The original French title, Detroit Ville Sauvage, is so amusing, don’t you think?
When the city of Detroit was being built, nobody could have known that it was going to become such a symbol for the optimism and success of America’s prosperity. The city grew because Henry Ford’s Model T car was made there. As it prospered and became the most industrialised city in the U.S., it also became a wealthy centre of the country’s automobile industry.
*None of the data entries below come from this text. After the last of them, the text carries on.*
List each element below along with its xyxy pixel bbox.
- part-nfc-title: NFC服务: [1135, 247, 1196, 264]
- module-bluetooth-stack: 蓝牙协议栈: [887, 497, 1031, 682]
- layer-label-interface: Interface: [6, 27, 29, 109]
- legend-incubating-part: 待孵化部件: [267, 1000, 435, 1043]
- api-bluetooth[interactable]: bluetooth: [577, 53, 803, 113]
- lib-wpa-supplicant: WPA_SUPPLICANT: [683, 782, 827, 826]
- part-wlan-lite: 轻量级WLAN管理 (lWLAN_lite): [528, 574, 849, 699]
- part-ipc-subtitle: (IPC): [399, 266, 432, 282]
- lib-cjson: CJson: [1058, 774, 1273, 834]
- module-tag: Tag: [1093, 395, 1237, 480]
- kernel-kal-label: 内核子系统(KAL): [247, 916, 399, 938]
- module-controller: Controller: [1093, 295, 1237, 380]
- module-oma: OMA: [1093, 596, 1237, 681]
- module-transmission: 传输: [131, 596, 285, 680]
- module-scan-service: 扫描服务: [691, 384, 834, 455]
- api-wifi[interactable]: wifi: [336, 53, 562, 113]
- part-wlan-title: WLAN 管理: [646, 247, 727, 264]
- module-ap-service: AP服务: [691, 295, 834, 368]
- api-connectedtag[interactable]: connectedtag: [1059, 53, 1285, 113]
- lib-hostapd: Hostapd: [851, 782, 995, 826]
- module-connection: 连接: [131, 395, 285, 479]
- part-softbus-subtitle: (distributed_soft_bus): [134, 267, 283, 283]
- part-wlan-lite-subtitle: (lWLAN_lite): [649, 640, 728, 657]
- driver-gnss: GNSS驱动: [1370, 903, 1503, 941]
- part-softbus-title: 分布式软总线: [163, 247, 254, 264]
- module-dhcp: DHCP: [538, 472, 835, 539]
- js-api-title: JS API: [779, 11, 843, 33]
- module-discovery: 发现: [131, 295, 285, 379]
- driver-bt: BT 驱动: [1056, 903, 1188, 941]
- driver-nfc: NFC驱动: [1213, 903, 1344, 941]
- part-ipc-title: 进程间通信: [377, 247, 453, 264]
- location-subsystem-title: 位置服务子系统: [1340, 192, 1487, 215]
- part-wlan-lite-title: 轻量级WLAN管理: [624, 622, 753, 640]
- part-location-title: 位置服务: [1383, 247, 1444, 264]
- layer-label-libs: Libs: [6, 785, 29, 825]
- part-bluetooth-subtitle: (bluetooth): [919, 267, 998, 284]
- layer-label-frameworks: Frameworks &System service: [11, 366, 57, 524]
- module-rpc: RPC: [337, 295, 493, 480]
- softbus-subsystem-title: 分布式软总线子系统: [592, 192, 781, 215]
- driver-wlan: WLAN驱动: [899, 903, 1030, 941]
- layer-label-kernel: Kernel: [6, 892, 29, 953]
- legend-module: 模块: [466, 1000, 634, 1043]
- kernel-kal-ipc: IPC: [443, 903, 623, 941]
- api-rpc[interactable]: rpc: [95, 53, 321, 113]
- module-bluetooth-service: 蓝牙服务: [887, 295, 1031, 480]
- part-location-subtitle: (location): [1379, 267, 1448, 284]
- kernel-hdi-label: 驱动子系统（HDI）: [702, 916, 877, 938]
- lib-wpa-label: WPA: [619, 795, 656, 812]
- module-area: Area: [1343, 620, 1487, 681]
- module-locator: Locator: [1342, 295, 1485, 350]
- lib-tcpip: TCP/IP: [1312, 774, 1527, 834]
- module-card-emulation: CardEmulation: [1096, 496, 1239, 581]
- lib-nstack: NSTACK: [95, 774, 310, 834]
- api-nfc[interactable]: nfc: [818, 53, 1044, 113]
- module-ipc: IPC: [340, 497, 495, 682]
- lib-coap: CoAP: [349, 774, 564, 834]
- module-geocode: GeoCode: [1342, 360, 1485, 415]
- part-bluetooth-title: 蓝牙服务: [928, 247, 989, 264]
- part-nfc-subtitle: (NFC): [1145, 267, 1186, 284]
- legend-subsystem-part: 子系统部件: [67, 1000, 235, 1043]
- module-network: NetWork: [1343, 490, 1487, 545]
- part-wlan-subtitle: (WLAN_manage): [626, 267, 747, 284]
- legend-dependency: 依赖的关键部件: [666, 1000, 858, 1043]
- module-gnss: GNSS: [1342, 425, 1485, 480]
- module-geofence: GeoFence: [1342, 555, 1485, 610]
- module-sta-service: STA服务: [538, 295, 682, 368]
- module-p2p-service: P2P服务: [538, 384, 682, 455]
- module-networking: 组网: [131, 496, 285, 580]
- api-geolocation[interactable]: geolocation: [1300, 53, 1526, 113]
Florent Tillon’s documentary film looks at the decaying Detroit of today and while highlighting the enormous problems it faces, he also showcases the pioneering spirit of the people who still live there. Although the Ford Foundation made a valiant attempt to rejuvenate the city by building Renaissance Park, a huge and under-utilised shopping and office complex, the city continues to crumble and today it is no more than a vast demolition project. Monsieur Tillon explores the determined efforts of citizens of today’s Detroit as they struggle to bring order and a sense of purpose into their lives. Some organise groups of young people to tear down disused and dangerous homes, long abandoned by former car-workers, but the enormous factories and warehouses are on such a vast scale that they are being left to rot and it is hoped that a massive salvage operation will be set in operation one day and they will be demolished.

While surveying the dereliction of his hometown and pointing out the birds and other wildlife which are now making the abandoned buildings their own, one citizen tells us that Detroit was built on the prairie and suggests that the derelict buildings be torn down and the land turned back into farmland to feed the American people. Some inhabitants are already doing that, albeit on a very small scale. Unemployed workers are turning vacant parking lots into communal gardens and share the fruit and vegetables they grow with each other. Their sense of survival and of helping each other offers a glimpse into what the early settlers must have experienced as they struggled to form their country.

Monsieur Tillon’s view of Detroit is one of optimism for the future of its forgotten inhabitants rather than one of hopelessness for this abandoned city. His documentary suggests that the people who still live in Detroit deserve to be recognised for their determination to keep the pioneering spirit which made America the success story it is still alive today.